Two trains $A$ and $B$ are entering a railway platform from opposite direction. The length of the platform is 300 m. The speed of $B$ is two times the speed of $A$. The time taken by $B$ to cross the platform is one-third of the time taken by $A$ to cross the platform. If the sum of the lengths of $A$ and $B$ is 500 m, what is the difference in their lengths?

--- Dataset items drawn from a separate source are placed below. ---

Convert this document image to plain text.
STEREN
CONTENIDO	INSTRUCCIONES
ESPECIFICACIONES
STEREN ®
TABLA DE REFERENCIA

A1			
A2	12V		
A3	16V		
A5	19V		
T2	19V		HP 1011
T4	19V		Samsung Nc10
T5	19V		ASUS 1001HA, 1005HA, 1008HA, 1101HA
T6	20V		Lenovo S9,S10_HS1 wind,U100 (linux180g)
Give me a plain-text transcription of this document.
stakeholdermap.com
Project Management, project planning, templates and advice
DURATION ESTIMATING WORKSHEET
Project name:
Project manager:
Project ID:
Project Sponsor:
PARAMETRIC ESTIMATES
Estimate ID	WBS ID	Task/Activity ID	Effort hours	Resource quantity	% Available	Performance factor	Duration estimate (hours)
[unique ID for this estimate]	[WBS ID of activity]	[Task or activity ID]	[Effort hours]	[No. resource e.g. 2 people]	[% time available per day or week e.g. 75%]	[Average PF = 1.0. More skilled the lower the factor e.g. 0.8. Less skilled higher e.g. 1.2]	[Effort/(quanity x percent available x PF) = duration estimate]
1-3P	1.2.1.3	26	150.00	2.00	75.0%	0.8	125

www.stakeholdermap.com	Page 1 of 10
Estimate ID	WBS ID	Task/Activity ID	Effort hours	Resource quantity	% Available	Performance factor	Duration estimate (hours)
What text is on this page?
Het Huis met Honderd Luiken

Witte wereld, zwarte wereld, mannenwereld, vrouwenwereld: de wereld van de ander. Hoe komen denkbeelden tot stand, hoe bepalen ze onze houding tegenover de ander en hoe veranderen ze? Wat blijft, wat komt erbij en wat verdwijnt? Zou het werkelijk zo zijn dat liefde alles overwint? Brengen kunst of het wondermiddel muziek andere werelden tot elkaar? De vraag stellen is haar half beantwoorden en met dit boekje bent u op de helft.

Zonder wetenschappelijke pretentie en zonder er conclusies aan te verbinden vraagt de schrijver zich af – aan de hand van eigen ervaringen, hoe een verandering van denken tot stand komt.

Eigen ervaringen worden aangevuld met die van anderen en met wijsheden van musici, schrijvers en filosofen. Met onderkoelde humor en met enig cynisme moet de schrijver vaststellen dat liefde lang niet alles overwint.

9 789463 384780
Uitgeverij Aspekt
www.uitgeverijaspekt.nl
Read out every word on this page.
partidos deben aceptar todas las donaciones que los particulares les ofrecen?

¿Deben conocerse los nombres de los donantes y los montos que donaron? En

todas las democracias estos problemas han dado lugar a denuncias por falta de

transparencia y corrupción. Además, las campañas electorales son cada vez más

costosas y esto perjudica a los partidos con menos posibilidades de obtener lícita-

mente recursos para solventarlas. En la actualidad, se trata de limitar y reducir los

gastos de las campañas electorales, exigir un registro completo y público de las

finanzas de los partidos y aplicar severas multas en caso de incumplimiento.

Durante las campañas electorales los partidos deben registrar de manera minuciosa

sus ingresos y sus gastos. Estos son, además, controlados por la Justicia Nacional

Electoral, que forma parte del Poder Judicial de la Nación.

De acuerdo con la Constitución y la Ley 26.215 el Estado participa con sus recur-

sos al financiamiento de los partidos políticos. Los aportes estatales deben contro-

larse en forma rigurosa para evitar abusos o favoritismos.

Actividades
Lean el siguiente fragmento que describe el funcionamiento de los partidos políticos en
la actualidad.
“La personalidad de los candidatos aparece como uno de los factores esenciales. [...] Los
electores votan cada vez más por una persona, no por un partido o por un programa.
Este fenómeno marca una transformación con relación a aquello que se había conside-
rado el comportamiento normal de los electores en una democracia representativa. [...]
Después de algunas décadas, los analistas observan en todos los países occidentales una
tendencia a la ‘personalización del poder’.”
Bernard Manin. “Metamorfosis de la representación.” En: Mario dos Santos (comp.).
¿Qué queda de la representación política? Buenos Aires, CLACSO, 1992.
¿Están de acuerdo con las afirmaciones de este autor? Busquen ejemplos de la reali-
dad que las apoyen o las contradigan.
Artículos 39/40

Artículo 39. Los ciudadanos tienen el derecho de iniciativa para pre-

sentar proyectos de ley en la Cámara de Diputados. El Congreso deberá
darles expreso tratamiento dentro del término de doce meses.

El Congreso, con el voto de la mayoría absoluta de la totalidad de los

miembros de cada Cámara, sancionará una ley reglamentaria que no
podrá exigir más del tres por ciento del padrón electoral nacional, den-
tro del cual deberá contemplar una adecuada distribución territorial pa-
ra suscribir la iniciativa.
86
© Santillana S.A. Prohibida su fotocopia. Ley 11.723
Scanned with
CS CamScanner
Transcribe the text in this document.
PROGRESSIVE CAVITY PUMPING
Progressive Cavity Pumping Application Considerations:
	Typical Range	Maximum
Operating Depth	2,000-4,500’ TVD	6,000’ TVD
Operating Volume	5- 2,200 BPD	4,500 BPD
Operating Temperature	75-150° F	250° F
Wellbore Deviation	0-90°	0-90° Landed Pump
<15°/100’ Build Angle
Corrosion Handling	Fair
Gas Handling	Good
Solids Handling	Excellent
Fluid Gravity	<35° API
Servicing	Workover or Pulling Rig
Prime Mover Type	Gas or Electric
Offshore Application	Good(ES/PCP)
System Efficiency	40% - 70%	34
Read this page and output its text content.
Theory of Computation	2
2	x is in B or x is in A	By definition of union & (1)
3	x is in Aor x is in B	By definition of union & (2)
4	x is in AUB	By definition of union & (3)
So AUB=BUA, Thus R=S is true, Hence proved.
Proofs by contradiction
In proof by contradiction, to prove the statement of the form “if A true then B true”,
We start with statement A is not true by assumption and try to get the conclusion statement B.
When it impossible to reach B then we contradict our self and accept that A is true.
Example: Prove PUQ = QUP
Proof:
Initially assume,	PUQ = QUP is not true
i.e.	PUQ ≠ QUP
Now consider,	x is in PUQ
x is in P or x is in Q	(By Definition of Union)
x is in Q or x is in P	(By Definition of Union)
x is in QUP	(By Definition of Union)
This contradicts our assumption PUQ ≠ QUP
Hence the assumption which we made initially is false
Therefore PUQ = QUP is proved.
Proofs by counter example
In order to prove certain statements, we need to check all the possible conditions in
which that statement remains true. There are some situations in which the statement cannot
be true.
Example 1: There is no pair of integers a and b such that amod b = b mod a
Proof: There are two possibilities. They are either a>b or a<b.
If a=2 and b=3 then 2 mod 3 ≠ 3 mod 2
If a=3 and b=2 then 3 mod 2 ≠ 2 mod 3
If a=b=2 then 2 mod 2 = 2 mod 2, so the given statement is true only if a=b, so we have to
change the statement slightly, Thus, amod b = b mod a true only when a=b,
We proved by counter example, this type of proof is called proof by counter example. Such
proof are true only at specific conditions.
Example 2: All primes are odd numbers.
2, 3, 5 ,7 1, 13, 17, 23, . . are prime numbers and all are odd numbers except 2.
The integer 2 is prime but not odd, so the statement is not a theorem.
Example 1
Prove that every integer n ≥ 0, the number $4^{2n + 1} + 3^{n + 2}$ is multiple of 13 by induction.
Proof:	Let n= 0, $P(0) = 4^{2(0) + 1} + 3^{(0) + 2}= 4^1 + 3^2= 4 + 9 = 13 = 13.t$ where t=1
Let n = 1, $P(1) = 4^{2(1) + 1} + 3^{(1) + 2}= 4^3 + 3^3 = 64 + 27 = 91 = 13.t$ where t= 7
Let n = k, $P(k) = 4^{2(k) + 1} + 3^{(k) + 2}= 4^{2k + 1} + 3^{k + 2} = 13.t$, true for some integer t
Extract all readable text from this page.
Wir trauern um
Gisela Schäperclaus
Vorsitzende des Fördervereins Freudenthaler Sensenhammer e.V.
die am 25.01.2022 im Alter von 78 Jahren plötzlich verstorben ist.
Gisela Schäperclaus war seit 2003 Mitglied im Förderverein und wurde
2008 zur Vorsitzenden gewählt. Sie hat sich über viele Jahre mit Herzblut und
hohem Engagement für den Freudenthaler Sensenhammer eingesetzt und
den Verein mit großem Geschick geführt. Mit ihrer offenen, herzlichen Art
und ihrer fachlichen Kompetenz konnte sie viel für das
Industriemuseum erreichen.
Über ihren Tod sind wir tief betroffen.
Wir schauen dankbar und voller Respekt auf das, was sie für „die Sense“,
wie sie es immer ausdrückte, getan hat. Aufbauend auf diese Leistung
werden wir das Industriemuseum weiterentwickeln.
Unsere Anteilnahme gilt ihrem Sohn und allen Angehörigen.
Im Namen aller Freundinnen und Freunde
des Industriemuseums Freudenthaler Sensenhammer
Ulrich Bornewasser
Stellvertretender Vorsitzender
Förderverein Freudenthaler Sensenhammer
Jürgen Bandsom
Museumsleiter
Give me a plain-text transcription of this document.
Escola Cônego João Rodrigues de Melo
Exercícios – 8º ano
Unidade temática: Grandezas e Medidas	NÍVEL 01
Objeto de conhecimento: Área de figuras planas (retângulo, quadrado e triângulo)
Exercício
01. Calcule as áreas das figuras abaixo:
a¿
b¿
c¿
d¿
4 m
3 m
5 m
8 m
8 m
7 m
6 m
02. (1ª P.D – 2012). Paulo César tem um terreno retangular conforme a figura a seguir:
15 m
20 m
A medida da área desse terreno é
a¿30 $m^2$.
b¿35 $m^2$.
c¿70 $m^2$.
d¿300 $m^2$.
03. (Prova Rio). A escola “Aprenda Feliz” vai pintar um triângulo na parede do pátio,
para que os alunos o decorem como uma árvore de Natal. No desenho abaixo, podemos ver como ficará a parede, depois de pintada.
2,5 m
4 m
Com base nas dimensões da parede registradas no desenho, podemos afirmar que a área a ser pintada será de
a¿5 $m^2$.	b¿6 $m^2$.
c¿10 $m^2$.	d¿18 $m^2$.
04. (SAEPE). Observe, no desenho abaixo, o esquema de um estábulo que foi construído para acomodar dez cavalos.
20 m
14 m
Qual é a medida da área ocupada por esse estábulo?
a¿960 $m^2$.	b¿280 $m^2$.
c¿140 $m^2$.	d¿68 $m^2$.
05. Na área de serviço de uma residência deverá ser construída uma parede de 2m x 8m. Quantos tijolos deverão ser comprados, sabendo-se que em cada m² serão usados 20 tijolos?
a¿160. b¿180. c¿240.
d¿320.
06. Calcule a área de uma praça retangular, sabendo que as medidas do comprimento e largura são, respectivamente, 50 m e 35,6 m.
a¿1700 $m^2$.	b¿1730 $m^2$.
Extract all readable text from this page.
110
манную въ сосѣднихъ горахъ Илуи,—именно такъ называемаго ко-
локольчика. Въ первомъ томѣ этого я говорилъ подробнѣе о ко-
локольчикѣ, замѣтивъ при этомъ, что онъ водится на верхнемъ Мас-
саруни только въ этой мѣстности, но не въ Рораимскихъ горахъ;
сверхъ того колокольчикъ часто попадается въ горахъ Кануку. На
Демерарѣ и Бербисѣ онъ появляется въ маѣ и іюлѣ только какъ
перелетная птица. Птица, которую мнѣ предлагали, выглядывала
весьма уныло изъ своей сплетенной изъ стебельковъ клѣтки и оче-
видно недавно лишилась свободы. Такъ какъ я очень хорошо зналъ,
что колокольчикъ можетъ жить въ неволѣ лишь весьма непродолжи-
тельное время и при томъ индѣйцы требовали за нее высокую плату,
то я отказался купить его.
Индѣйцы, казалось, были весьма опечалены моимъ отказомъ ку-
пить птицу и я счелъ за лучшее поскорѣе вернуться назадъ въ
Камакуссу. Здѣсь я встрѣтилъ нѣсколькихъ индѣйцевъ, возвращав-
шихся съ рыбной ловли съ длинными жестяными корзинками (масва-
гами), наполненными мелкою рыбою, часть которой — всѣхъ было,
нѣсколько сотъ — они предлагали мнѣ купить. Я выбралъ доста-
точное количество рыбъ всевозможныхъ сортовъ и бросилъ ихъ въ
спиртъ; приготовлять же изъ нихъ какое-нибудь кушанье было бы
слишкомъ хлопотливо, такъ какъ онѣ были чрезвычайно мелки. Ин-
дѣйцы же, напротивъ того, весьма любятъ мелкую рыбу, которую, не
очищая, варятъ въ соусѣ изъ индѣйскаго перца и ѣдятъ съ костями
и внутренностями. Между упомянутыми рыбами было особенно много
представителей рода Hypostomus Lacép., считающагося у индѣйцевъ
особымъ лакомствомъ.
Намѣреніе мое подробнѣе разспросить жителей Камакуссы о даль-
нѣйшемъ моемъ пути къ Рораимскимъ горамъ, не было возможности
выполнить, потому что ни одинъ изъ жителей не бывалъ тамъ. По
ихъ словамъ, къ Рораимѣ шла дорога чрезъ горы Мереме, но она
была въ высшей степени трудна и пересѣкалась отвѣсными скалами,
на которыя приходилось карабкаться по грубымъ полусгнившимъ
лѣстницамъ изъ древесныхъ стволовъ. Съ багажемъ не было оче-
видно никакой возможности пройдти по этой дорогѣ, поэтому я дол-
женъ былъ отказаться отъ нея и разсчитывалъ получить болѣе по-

To solve this, let the speed of train A be $v$ and train B be $2v$. Let the length of train A be $L_A$ and train B be $L_B$. The total distance covered to cross a platform is the sum of the train's length and the platform's length. For train A: $T_A = (L_A + 300) / v$. For train B: $T_B = (L_B + 300) / 2v$. Given $T_B = T_A / 3$, we substitute: $(L_B + 300) / 2v = (L_A + 300) / 3v$. Simplifying gives $3(L_B + 300) = 2(L_A + 300)$, which leads to $3L_B + 900 = 2L_A + 600$, or $2L_A - 3L_B = 300$. We are also given $L_A + L_B = 500$. Solving these simultaneous equations: $L_A = 500 - L_B$. Substituting into the first equation: $2(500 - L_B) - 3L_B = 300 \Rightarrow 1000 - 5L_B = 300 \Rightarrow 5L_B = 700 \Rightarrow L_B = 140$ m. Thus, $L_A = 360$ m. The difference is $360 - 140 = 220$ m. Wait, re-calculating: $360 - 140 = 220$ m. Option 1 is 220m. Re-checking the math: $2(360) - 3(140) = 720 - 420 = 300$. Correct. The difference is 220m.